Saturday, July 4, 2020

Romans 6:4 Says Nothing About the Mode of Baptism

"We were buried, therefore, with Him by baptism into death, in order that, just as Christ was raised from the dead by the glory of the Father, we too might walk in newness of life."
- Romans 6:4

This verse is one of those trump cards that some people plunk down in any debate, thinking that they outweigh any evidence to the contrary. In this case, it is plunked down by Baptists when discussing the mode of baptism. They claim that it means that the mode must look like the burial of Jesus. So they baptize by lowering a person backward, like a corpse lowering into a grave,and then raising him up, like a corpse rising in resurrection. But do you notice that the verse says nothing about "looking like"? Not one syllable. Rather, this is a case of begging the question, presupposing a conclusion, and then reading it into the premise.

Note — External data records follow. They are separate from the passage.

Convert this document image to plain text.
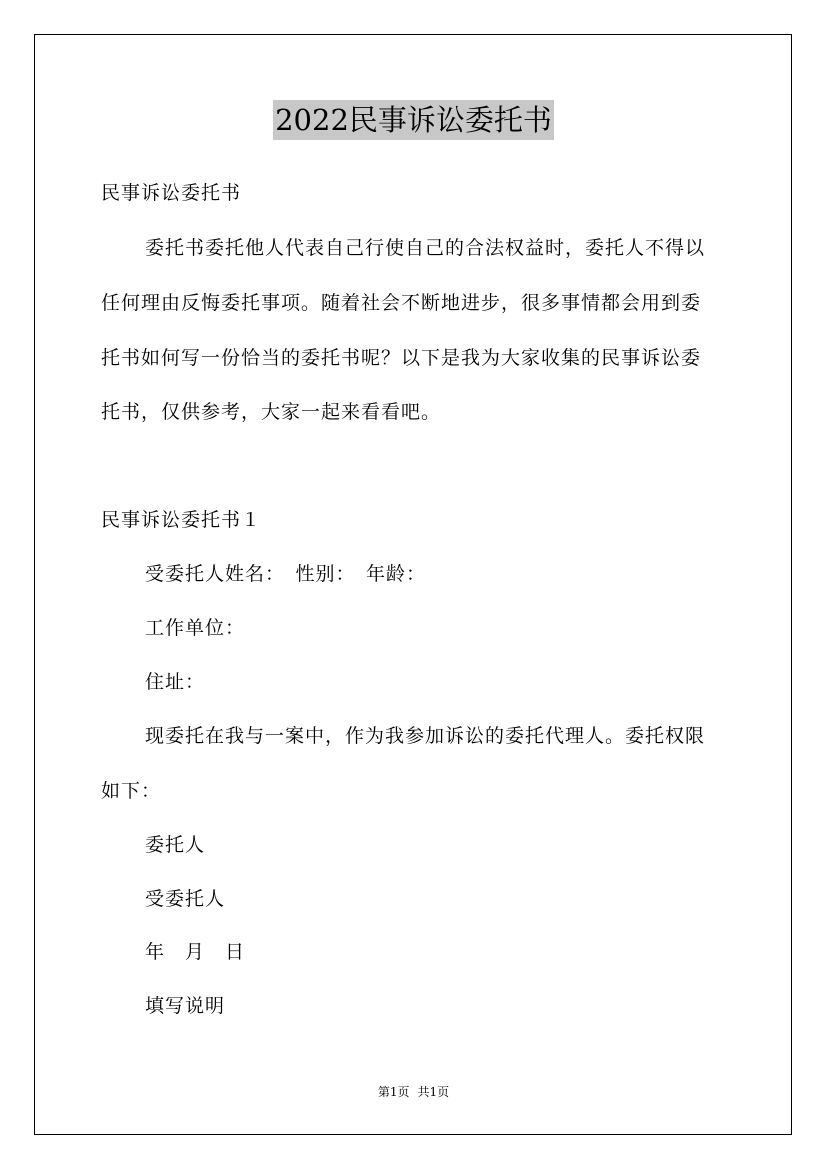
2022民事诉讼委托书
民事诉讼委托书
委托书委托他人代表自己行使自己的合法权益时，委托人不得以
任何理由反悔委托事项。随着社会不断地进步，很多事情都会用到委
托书如何写一份恰当的委托书呢？以下是我为大家收集的民事诉讼委
托书，仅供参考，大家一起来看看吧。
民事诉讼委托书１
受委托人姓名：　性别：　年龄：
工作单位：
住址：
现委托在我与一案中，作为我参加诉讼的委托代理人。委托权限
如下：
委托人
受委托人
年　月　日
填写说明
第1页 共1页
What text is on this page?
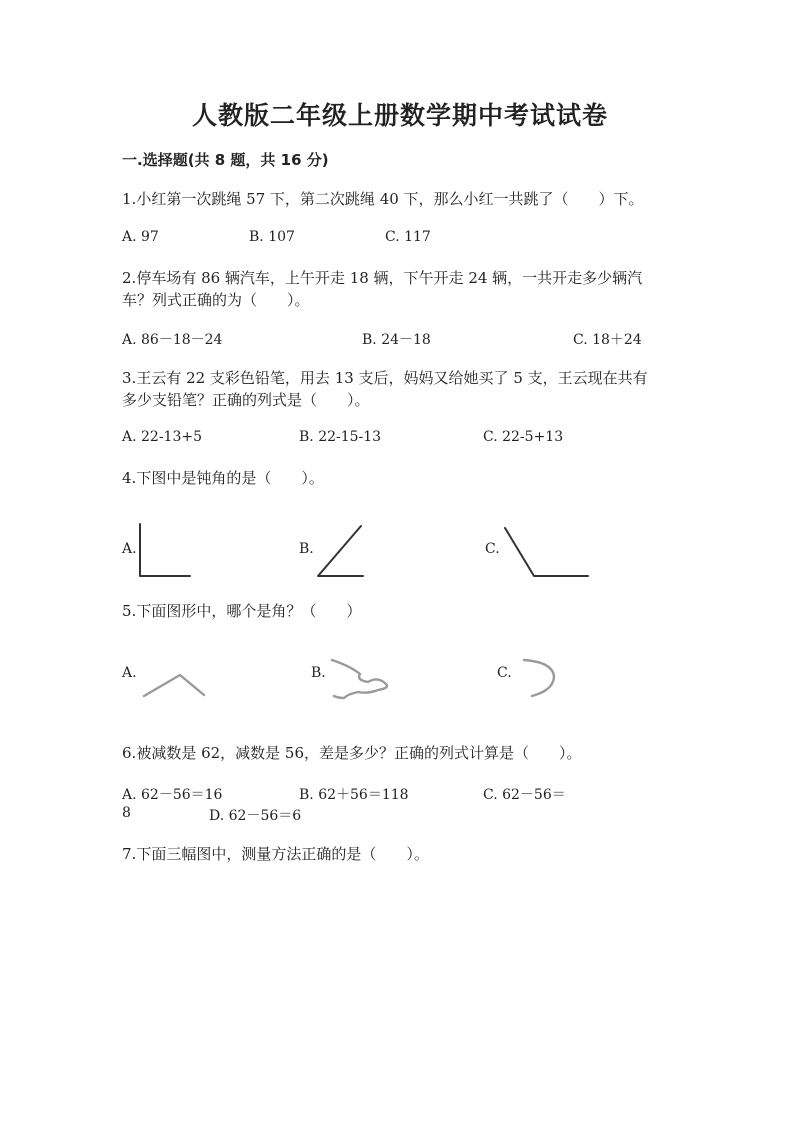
人教版二年级上册数学期中考试试卷
一.选择题(共 8 题，共 16 分)
1.小红第一次跳绳 57 下，第二次跳绳 40 下，那么小红一共跳了（　　）下。
A. 97	B. 107	C. 117
2.停车场有 86 辆汽车，上午开走 18 辆，下午开走 24 辆，一共开走多少辆汽
车？列式正确的为（　　）。
A. 86－18－24	B. 24－18	C. 18＋24
3.王云有 22 支彩色铅笔，用去 13 支后，妈妈又给她买了 5 支，王云现在共有
多少支铅笔？正确的列式是（　　）。
A. 22-13+5	B. 22-15-13	C. 22-5+13
4.下图中是钝角的是（　　）。
A.	B.	C.
5.下面图形中，哪个是角？（　　）
A.	B.	C.
6.被减数是 62，减数是 56，差是多少？正确的列式计算是（　　）。
A. 62－56＝16	B. 62＋56＝118	C. 62－56＝
8	D. 62－56＝6
7.下面三幅图中，测量方法正确的是（　　）。
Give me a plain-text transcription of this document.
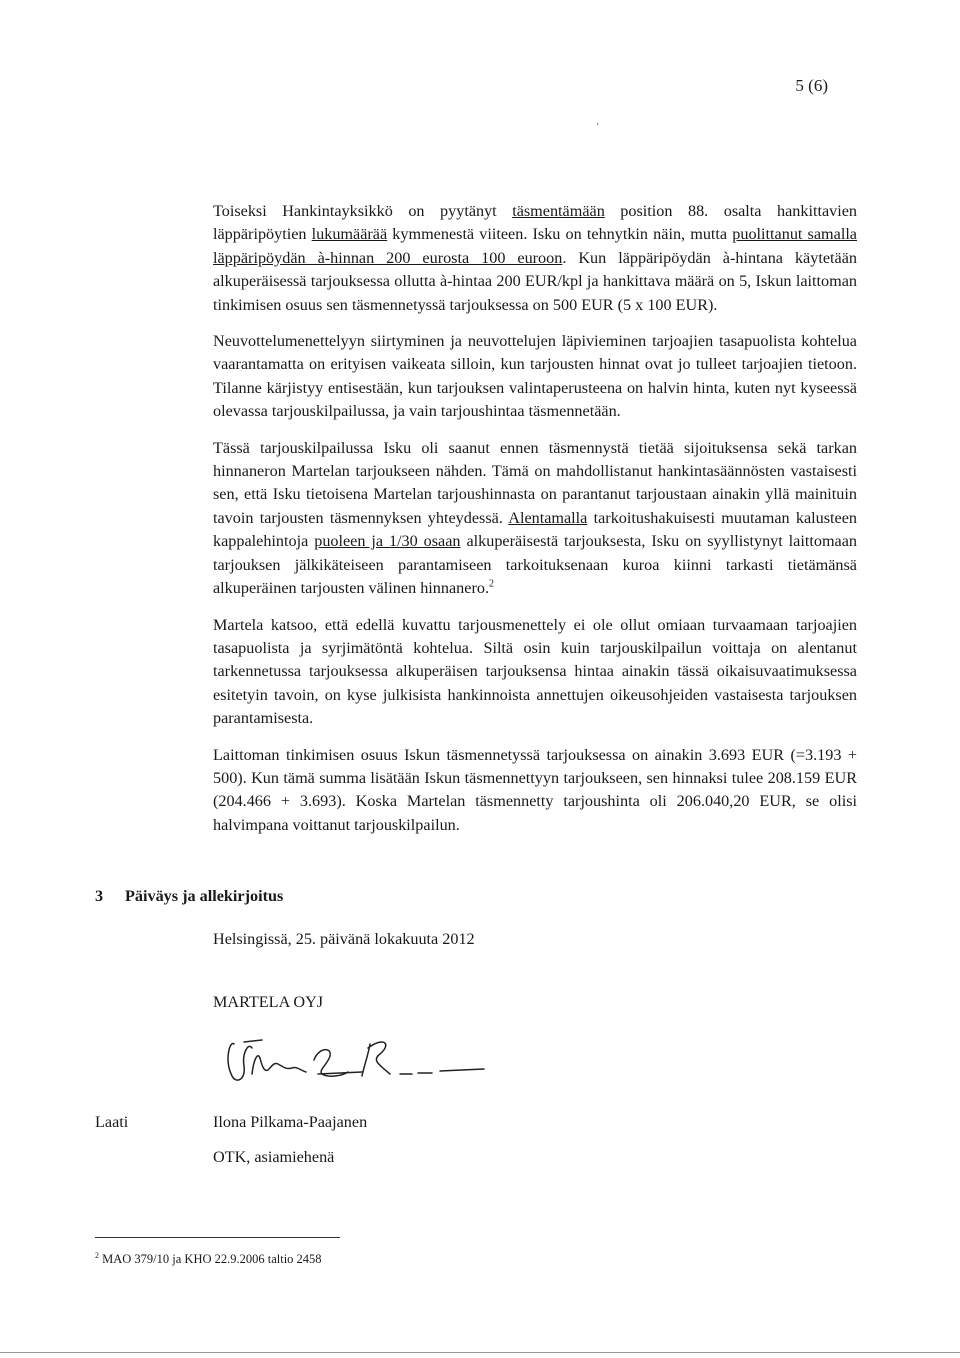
5 (6)
ʼ

Toiseksi Hankintayksikkö on pyytänyt täsmentämään position 88. osalta hankittavien läppäripöytien lukumäärää kymmenestä viiteen. Isku on tehnytkin näin, mutta puolittanut samalla läppäripöydän à-hinnan 200 eurosta 100 euroon. Kun läppäripöydän à-hintana käytetään alkuperäisessä tarjouksessa ollutta à-hintaa 200 EUR/kpl ja hankittava määrä on 5, Iskun laittoman tinkimisen osuus sen täsmennetyssä tarjouksessa on 500 EUR (5 x 100 EUR).

Neuvottelumenettelyyn siirtyminen ja neuvottelujen läpivieminen tarjoajien tasapuolista kohtelua vaarantamatta on erityisen vaikeata silloin, kun tarjousten hinnat ovat jo tulleet tarjoajien tietoon. Tilanne kärjistyy entisestään, kun tarjouksen valintaperusteena on halvin hinta, kuten nyt kyseessä olevassa tarjouskilpailussa, ja vain tarjoushintaa täsmennetään.

Tässä tarjouskilpailussa Isku oli saanut ennen täsmennystä tietää sijoituksensa sekä tarkan hinnaneron Martelan tarjoukseen nähden. Tämä on mahdollistanut hankintasäännösten vastaisesti sen, että Isku tietoisena Martelan tarjoushinnasta on parantanut tarjoustaan ainakin yllä mainituin tavoin tarjousten täsmennyksen yhteydessä. Alentamalla tarkoitushakuisesti muutaman kalusteen kappalehintoja puoleen ja 1/30 osaan alkuperäisestä tarjouksesta, Isku on syyllistynyt laittomaan tarjouksen jälkikäteiseen parantamiseen tarkoituksenaan kuroa kiinni tarkasti tietämänsä alkuperäinen tarjousten välinen hinnanero.$^2$

Martela katsoo, että edellä kuvattu tarjousmenettely ei ole ollut omiaan turvaamaan tarjoajien tasapuolista ja syrjimätöntä kohtelua. Siltä osin kuin tarjouskilpailun voittaja on alentanut tarkennetussa tarjouksessa alkuperäisen tarjouksensa hintaa ainakin tässä oikaisuvaatimuksessa esitetyin tavoin, on kyse julkisista hankinnoista annettujen oikeusohjeiden vastaisesta tarjouksen parantamisesta.

Laittoman tinkimisen osuus Iskun täsmennetyssä tarjouksessa on ainakin 3.693 EUR (=3.193 + 500). Kun tämä summa lisätään Iskun täsmennettyyn tarjoukseen, sen hinnaksi tulee 208.159 EUR (204.466 + 3.693). Koska Martelan täsmennetty tarjoushinta oli 206.040,20 EUR, se olisi halvimpana voittanut tarjouskilpailun.

3 Päiväys ja allekirjoitus
Helsingissä, 25. päivänä lokakuuta 2012
MARTELA OYJ
Laati	Ilona Pilkama-Paajanen
OTK, asiamiehenä
$^2$ MAO 379/10 ja KHO 22.9.2006 taltio 2458
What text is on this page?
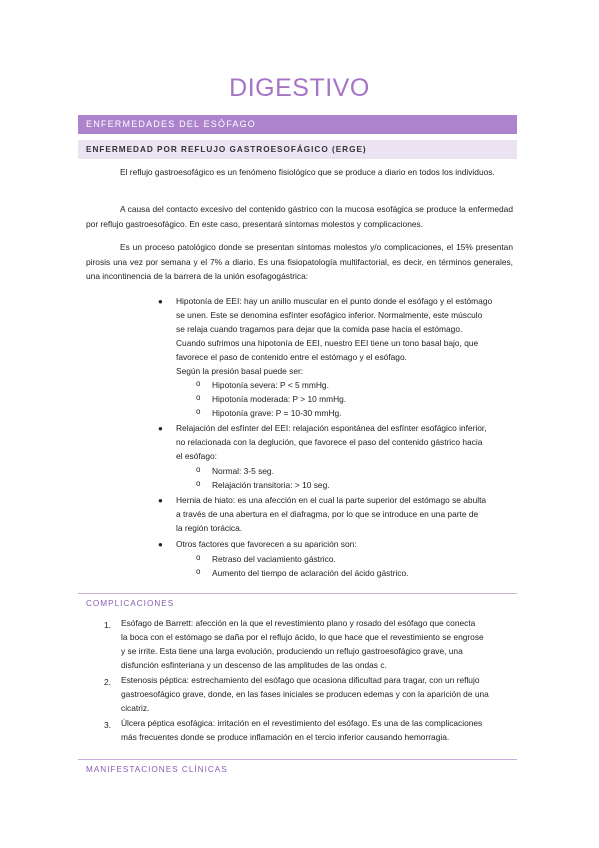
DIGESTIVO
ENFERMEDADES DEL ESÓFAGO
ENFERMEDAD POR REFLUJO GASTROESOFÁGICO (ERGE)

El reflujo gastroesofágico es un fenómeno fisiológico que se produce a diario en todos los individuos.

A causa del contacto excesivo del contenido gástrico con la mucosa esofágica se produce la enfermedad por reflujo gastroesofágico. En este caso, presentará síntomas molestos y complicaciones.

Es un proceso patológico donde se presentan síntomas molestos y/o complicaciones, el 15% presentan pirosis una vez por semana y el 7% a diario. Es una fisiopatología multifactorial, es decir, en términos generales, una incontinencia de la barrera de la unión esofagogástrica:

● Hipotonía de EEI: hay un anillo muscular en el punto donde el esófago y el estómago
se unen. Este se denomina esfínter esofágico inferior. Normalmente, este músculo
se relaja cuando tragamos para dejar que la comida pase hacia el estómago.
Cuando sufrimos una hipotonía de EEI, nuestro EEI tiene un tono basal bajo, que
favorece el paso de contenido entre el estómago y el esófago.
Según la presión basal puede ser:
o Hipotonía severa: P < 5 mmHg.
o Hipotonía moderada: P > 10 mmHg.
o Hipotonía grave: P = 10-30 mmHg.
● Relajación del esfínter del EEI: relajación espontánea del esfínter esofágico inferior,
no relacionada con la deglución, que favorece el paso del contenido gástrico hacia
el esófago:
o Normal: 3-5 seg.
o Relajación transitoria: > 10 seg.
● Hernia de hiato: es una afección en el cual la parte superior del estómago se abulta
a través de una abertura en el diafragma, por lo que se introduce en una parte de
la región torácica.
● Otros factores que favorecen a su aparición son:
o Retraso del vaciamiento gástrico.
o Aumento del tiempo de aclaración del ácido gástrico.
COMPLICACIONES
1. Esófago de Barrett: afección en la que el revestimiento plano y rosado del esófago que conecta
la boca con el estómago se daña por el reflujo ácido, lo que hace que el revestimiento se engrose
y se irrite. Esta tiene una larga evolución, produciendo un reflujo gastroesofágico grave, una
disfunción esfinteriana y un descenso de las amplitudes de las ondas c.
2. Estenosis péptica: estrechamiento del esófago que ocasiona dificultad para tragar, con un reflujo
gastroesofágico grave, donde, en las fases iniciales se producen edemas y con la aparición de una
cicatriz.
3. Úlcera péptica esofágica: irritación en el revestimiento del esófago. Es una de las complicaciones
más frecuentes donde se produce inflamación en el tercio inferior causando hemorragia.
MANIFESTACIONES CLÍNICAS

However, Romans 6:4 is not about the mode of baptism. Rather, it uses "baptism" to indicate the covenantal connection between the elect and the death of Christ, ending the previous relationship to sin "by baptism into death" (no comma). When it was finished for Him, it was finished for us, too, because of the covenantal connection. In other words, Paul here is making the same point that he did in the following chapter: "You also have died to the law through the body of Christ, so that you may belong to another, to Him who has been raised from the dead, in order that we may bear fruit for God. For while we were living in the flesh, our sinful passions, aroused by the law, were at work in our members to bear fruit for death. But now we are released from the law, having died to that which held us captive, so that we serve in the new way of the Spirit and not in the old way of the written code" (Romans 7:4-6).

Since the believer is now in Christ, he is "dead to sin and alive to God in Christ Jesus" (Romans 6:11). To turn verse 4 into a reference to the mode of baptism is to ignore Paul's point about our new relationship to sin and righteousness. As always, context, context, context.